Ter zitting heeft de Heffingsambtenaar het Hof verzocht belanghebbende te veroordelen in de door hem gemaakte proceskosten. Daartoe heeft de Heffingsambtenaar gesteld dat belanghebbende eerst om uitstel had gevraagd voor de zitting van 15 mei 2013 en vervolgens op 23 juli 2013 niet ter zitting is verschenen. Het Hof is van oordeel dat in dit geval van kennelijk onredelijk gebruik van procesrecht door belanghebbende geen sprake is. Het staat belanghebbende immers vrij om te verzoeken om uitstel voor een zitting en om al dan niet te verschijnen ter zitting. Voorts is het Hof van oordeel dat de Heffingsambtenaar door de handelwijze van belanghebbende niet wordt geconfronteerd met extra kosten. Gelet op het vorenstaande acht het Hof geen termen aanwezig om belanghebbende te veroordelen in de proceskosten van de Heffingsambtenaar.
6 Beslissing
Het Hof:
verklaart het hoger beroep ongegrond; en
bevestigt de uitspraak van de Rechtbank.
Aldus gedaan op 20 september 2013 door P.J.M. Bongaarts, voorzitter, J.A. Meijer en H.A. Wiggers, in tegenwoordigheid van M.M. Stassen-Kanters, griffier. De beslissing is op die datum ter openbare zitting uitgesproken en afschriften van de uitspraak zijn op die datum aangetekend aan partijen verzonden.
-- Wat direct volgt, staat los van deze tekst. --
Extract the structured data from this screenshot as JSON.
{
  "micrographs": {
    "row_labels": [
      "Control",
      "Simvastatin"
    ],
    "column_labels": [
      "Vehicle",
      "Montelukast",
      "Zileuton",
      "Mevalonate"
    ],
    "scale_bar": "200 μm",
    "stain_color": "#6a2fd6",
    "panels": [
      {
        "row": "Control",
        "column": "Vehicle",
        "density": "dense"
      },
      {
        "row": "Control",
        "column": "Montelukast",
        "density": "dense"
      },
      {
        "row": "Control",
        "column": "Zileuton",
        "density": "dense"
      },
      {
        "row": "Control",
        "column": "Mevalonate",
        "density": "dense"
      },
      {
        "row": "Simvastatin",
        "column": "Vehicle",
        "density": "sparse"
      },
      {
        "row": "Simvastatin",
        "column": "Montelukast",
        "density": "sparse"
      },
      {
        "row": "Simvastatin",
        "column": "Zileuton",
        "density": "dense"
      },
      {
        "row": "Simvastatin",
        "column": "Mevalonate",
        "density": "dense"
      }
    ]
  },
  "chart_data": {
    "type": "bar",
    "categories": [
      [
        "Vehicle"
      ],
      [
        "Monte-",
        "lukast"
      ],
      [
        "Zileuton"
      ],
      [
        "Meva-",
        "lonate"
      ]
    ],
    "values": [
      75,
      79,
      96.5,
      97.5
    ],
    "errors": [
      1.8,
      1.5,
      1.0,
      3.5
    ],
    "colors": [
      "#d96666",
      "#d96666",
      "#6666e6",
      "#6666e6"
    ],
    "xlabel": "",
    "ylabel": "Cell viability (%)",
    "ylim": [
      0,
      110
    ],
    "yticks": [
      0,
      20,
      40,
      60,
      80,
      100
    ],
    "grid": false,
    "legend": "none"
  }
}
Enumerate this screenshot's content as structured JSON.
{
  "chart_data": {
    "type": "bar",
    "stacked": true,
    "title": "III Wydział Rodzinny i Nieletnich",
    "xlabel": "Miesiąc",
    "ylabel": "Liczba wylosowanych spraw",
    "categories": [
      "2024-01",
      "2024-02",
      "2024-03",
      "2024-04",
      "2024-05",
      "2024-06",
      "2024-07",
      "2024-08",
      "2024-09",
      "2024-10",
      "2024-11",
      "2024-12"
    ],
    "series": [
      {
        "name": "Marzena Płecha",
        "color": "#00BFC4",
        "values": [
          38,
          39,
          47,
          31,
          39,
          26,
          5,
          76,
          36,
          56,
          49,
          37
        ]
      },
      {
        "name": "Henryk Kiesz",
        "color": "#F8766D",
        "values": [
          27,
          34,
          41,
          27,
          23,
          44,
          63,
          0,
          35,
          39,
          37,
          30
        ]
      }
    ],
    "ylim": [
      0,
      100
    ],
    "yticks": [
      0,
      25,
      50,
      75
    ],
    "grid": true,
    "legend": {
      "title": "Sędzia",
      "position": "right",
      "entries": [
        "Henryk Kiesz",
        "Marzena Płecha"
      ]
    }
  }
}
Het aanwenden van een rechtsmiddel:
Tegen deze uitspraak kunnen beide partijen binnen zes weken na de verzenddatum beroep in cassatie instellen bij de Hoge Raad der Nederlanden (Belastingkamer), Postbus 20303, 2500 EH ’s-Gravenhage. Daarbij moet het volgende in acht worden genomen.
1. Bij het beroepschrift wordt een afschrift van deze uitspraak overgelegd.
2. Het beroepschrift moet ondertekend zijn en ten minste het volgende vermelden:
a. a) de naam en het adres van de indiener;
b) een dagtekening;
c) een omschrijving van de uitspraak waartegen het beroep in cassatie is gericht;
d) de gronden van het beroep in cassatie.
Voor het instellen van beroep in cassatie is griffierecht verschuldigd. Na het instellen van beroep in cassatie ontvangt de indiener een nota griffierecht van de griffier van de Hoge Raad.
In het cassatieberoepschrift kan de Hoge Raad verzocht worden om de wederpartij te veroordelen in de proceskosten.